Japan’s Exports Plunge By 45% In January

Six months ago, no one in his right mind would have predicted a 45% decline in Japan’s exports.  The drop in exports has no comparable statistics, as Bloomberg reports.

Feb. 25 (Bloomberg) — Japan’s exports plunged 45.7 percent in January from a year earlier, resulting in a record trade deficit, as recessions in the U.S. and Europe smothered demand for the country’s cars and electronics.

The shortfall widened to 952.6 billion yen ($9.9 billion), the biggest since 1980, the earliest year for which there is comparable data, the Finance Ministry said today in Tokyo. The drop in shipments abroad eclipsed a record 35 percent decline set the previous month.

Exports to the U.S. tumbled an unprecedented 52.9 percent from a year earlier, and shipments to Asia and Europe also posted the largest-ever declines as the global recession deepened. The collapse is likely to force Japanese companies to keep firing workers and closing factories, worsening an economy that shrank the most in 34 years last quarter.

“The pressure on companies to cut jobs and investment is rising and that will make the recession deep and protracted,” said Yasuhide Yajima, a senior economist at NLI Research Institute in Tokyo.

Shipments to Europe slid 47.4 percent in January from a year earlier, the Finance Ministry said. Exports to China fell 45.1 percent and those to Asia dropped 46.7 percent.
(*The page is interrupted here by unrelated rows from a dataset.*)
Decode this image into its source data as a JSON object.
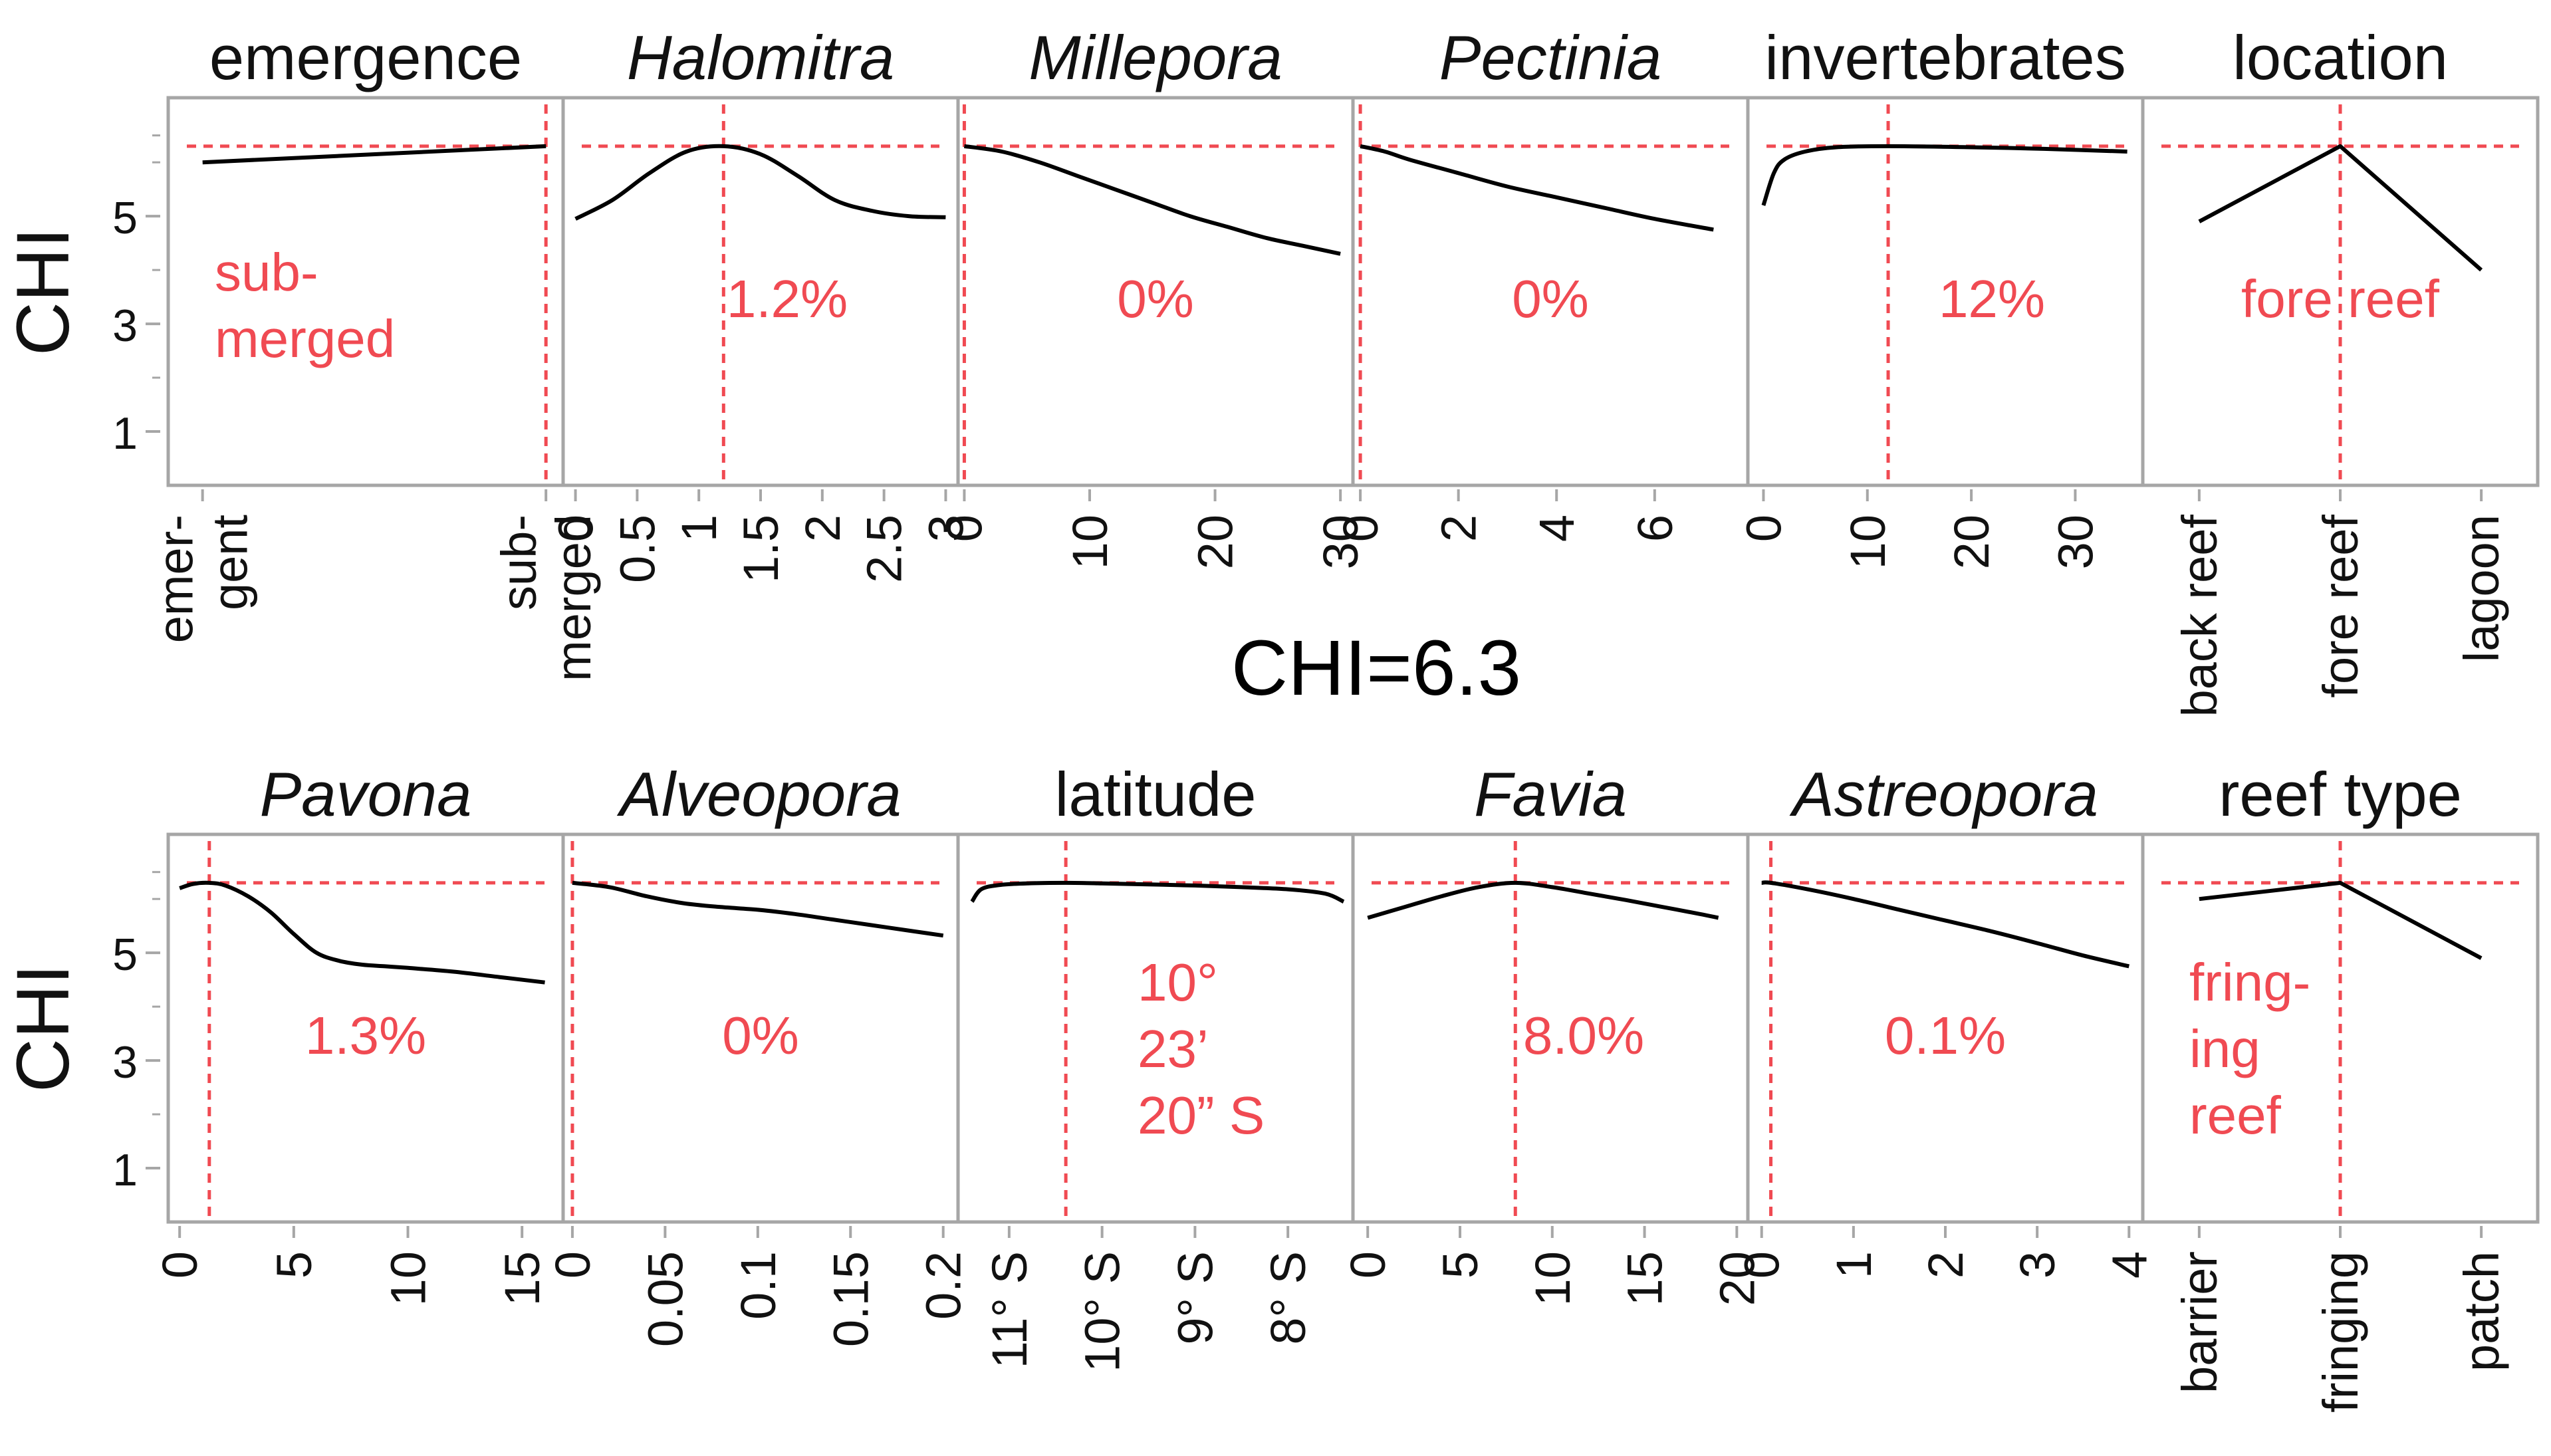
{
  "figure": {
    "summary_label": "CHI=6.3",
    "y_axis_label": "CHI",
    "y_ticks": [
      "1",
      "3",
      "5"
    ],
    "reference_value": 6.3,
    "accent_color": "#f04a52",
    "curve_color": "#000000",
    "frame_color": "#a6a6a6"
  },
  "chart_data": [
    {
      "type": "line",
      "title": "emergence",
      "italic": false,
      "categorical": true,
      "categories": [
        "emer-\ngent",
        "sub-\nmerged"
      ],
      "x": [
        0,
        1
      ],
      "y": [
        6.0,
        6.3
      ],
      "xlim": [
        -0.1,
        1.05
      ],
      "ylim": [
        0,
        7.2
      ],
      "marker_x": 1,
      "annotation": [
        "sub-",
        "merged"
      ]
    },
    {
      "type": "line",
      "title": "Halomitra",
      "italic": true,
      "x_ticks": [
        "0",
        "0.5",
        "1",
        "1.5",
        "2",
        "2.5",
        "3"
      ],
      "x_tick_values": [
        0,
        0.5,
        1,
        1.5,
        2,
        2.5,
        3
      ],
      "x": [
        0,
        0.3,
        0.6,
        0.9,
        1.2,
        1.5,
        1.8,
        2.1,
        2.4,
        2.7,
        3.0
      ],
      "y": [
        4.95,
        5.3,
        5.8,
        6.2,
        6.3,
        6.15,
        5.75,
        5.3,
        5.1,
        5.0,
        4.98
      ],
      "xlim": [
        -0.1,
        3.1
      ],
      "ylim": [
        0,
        7.2
      ],
      "marker_x": 1.2,
      "annotation": [
        "1.2%"
      ]
    },
    {
      "type": "line",
      "title": "Millepora",
      "italic": true,
      "x_ticks": [
        "0",
        "10",
        "20",
        "30"
      ],
      "x_tick_values": [
        0,
        10,
        20,
        30
      ],
      "x": [
        0,
        3,
        6,
        9,
        12,
        15,
        18,
        21,
        24,
        27,
        30
      ],
      "y": [
        6.3,
        6.2,
        6.0,
        5.75,
        5.5,
        5.25,
        5.0,
        4.8,
        4.6,
        4.45,
        4.3
      ],
      "xlim": [
        -0.5,
        31
      ],
      "ylim": [
        0,
        7.2
      ],
      "marker_x": 0,
      "annotation": [
        "0%"
      ]
    },
    {
      "type": "line",
      "title": "Pectinia",
      "italic": true,
      "x_ticks": [
        "0",
        "2",
        "4",
        "6"
      ],
      "x_tick_values": [
        0,
        2,
        4,
        6
      ],
      "x": [
        0,
        0.5,
        1,
        2,
        3,
        4,
        5,
        6,
        7.2
      ],
      "y": [
        6.3,
        6.2,
        6.05,
        5.8,
        5.55,
        5.35,
        5.15,
        4.95,
        4.75
      ],
      "xlim": [
        -0.15,
        7.9
      ],
      "ylim": [
        0,
        7.2
      ],
      "marker_x": 0,
      "annotation": [
        "0%"
      ]
    },
    {
      "type": "line",
      "title": "invertebrates",
      "italic": false,
      "x_ticks": [
        "0",
        "10",
        "20",
        "30"
      ],
      "x_tick_values": [
        0,
        10,
        20,
        30
      ],
      "x": [
        0,
        1,
        2,
        4,
        7,
        12,
        20,
        27,
        35
      ],
      "y": [
        5.2,
        5.8,
        6.05,
        6.2,
        6.28,
        6.3,
        6.28,
        6.25,
        6.2
      ],
      "xlim": [
        -1.5,
        36.5
      ],
      "ylim": [
        0,
        7.2
      ],
      "marker_x": 12,
      "annotation": [
        "12%"
      ]
    },
    {
      "type": "line",
      "title": "location",
      "italic": false,
      "categorical": true,
      "categories": [
        "back reef",
        "fore reef",
        "lagoon"
      ],
      "x": [
        0,
        1,
        2
      ],
      "y": [
        4.9,
        6.3,
        4.0
      ],
      "xlim": [
        -0.4,
        2.4
      ],
      "ylim": [
        0,
        7.2
      ],
      "marker_x": 1,
      "annotation": [
        "fore reef"
      ]
    },
    {
      "type": "line",
      "title": "Pavona",
      "italic": true,
      "x_ticks": [
        "0",
        "5",
        "10",
        "15"
      ],
      "x_tick_values": [
        0,
        5,
        10,
        15
      ],
      "x": [
        0,
        0.6,
        1.3,
        2,
        3,
        4,
        5,
        6,
        7,
        8,
        9,
        10,
        12,
        14,
        16
      ],
      "y": [
        6.2,
        6.28,
        6.3,
        6.25,
        6.05,
        5.75,
        5.35,
        5.0,
        4.85,
        4.78,
        4.75,
        4.72,
        4.65,
        4.55,
        4.45
      ],
      "xlim": [
        -0.5,
        16.8
      ],
      "ylim": [
        0,
        7.2
      ],
      "marker_x": 1.3,
      "annotation": [
        "1.3%"
      ]
    },
    {
      "type": "line",
      "title": "Alveopora",
      "italic": true,
      "x_ticks": [
        "0",
        "0.05",
        "0.1",
        "0.15",
        "0.2"
      ],
      "x_tick_values": [
        0,
        0.05,
        0.1,
        0.15,
        0.2
      ],
      "x": [
        0,
        0.02,
        0.04,
        0.06,
        0.08,
        0.1,
        0.12,
        0.14,
        0.16,
        0.18,
        0.2
      ],
      "y": [
        6.3,
        6.22,
        6.05,
        5.92,
        5.85,
        5.8,
        5.72,
        5.62,
        5.52,
        5.42,
        5.32
      ],
      "xlim": [
        -0.005,
        0.208
      ],
      "ylim": [
        0,
        7.2
      ],
      "marker_x": 0,
      "annotation": [
        "0%"
      ]
    },
    {
      "type": "line",
      "title": "latitude",
      "italic": false,
      "reversed_x": true,
      "x_ticks": [
        "11° S",
        "10° S",
        "9° S",
        "8° S"
      ],
      "x_tick_values": [
        11,
        10,
        9,
        8
      ],
      "x": [
        11.4,
        11.3,
        11.1,
        10.8,
        10.39,
        10,
        9.5,
        9,
        8.5,
        8,
        7.6,
        7.4
      ],
      "y": [
        5.95,
        6.18,
        6.26,
        6.29,
        6.3,
        6.29,
        6.27,
        6.25,
        6.22,
        6.18,
        6.1,
        5.95
      ],
      "xlim": [
        11.55,
        7.3
      ],
      "ylim": [
        0,
        7.2
      ],
      "marker_x": 10.39,
      "annotation": [
        "10°",
        "23’",
        "20” S"
      ]
    },
    {
      "type": "line",
      "title": "Favia",
      "italic": true,
      "x_ticks": [
        "0",
        "5",
        "10",
        "15",
        "20"
      ],
      "x_tick_values": [
        0,
        5,
        10,
        15,
        20
      ],
      "x": [
        0,
        2,
        4,
        6,
        8,
        10,
        12,
        14,
        16,
        18,
        19
      ],
      "y": [
        5.65,
        5.85,
        6.05,
        6.22,
        6.3,
        6.22,
        6.1,
        5.98,
        5.85,
        5.72,
        5.65
      ],
      "xlim": [
        -0.8,
        20.6
      ],
      "ylim": [
        0,
        7.2
      ],
      "marker_x": 8.0,
      "annotation": [
        "8.0%"
      ]
    },
    {
      "type": "line",
      "title": "Astreopora",
      "italic": true,
      "x_ticks": [
        "0",
        "1",
        "2",
        "3",
        "4"
      ],
      "x_tick_values": [
        0,
        1,
        2,
        3,
        4
      ],
      "x": [
        0,
        0.1,
        0.5,
        1,
        1.5,
        2,
        2.5,
        3,
        3.5,
        4
      ],
      "y": [
        6.3,
        6.3,
        6.18,
        6.0,
        5.8,
        5.6,
        5.4,
        5.18,
        4.95,
        4.75
      ],
      "xlim": [
        -0.15,
        4.15
      ],
      "ylim": [
        0,
        7.2
      ],
      "marker_x": 0.1,
      "annotation": [
        "0.1%"
      ]
    },
    {
      "type": "line",
      "title": "reef type",
      "italic": false,
      "categorical": true,
      "categories": [
        "barrier",
        "fringing",
        "patch"
      ],
      "x": [
        0,
        1,
        2
      ],
      "y": [
        6.0,
        6.3,
        4.9
      ],
      "xlim": [
        -0.4,
        2.4
      ],
      "ylim": [
        0,
        7.2
      ],
      "marker_x": 1,
      "annotation": [
        "fring-",
        "ing",
        "reef"
      ]
    }
  ]
}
Central bank Governor Masaaki Shirakawa said last week that the economy will remain in a “severe” state next quarter and companies will struggle to obtain financing as investors shun risk. The bank, which lowered the key overnight lending rate to 0.1 percent in December, last week said it will buy corporate bonds for the first time to stem the credit squeeze.

The Nikkei Puzzle

With astonishingly horrible economic news coming out of Japan almost daily, one would expect that the Nikkei would be crashing below its 2003 low – see Nikkei – Black Hole or Buying Opportunity. Is it possible that we are looking at a classic “buy on the bad news” opportunity?   At this point, one could take the position that the Nikkei’s refusal to sell lower means that the present bad news has been fully discounted.

Contrary Opinion Time?

The fact that the Nikkei refuses to hit new lows may indicate that the world economy will improve going forward.   How could it get much worse?  If we extrapolate the present rate of decline for Japanese exports, they would drop to virtually zero within six months!   Is the world’s second largest economy really going to ground to a dead stop?

This may turn out to be a classic (long term) “buy on the bad news” opportunity for the Nikkei, as long as the 7000 level can hold.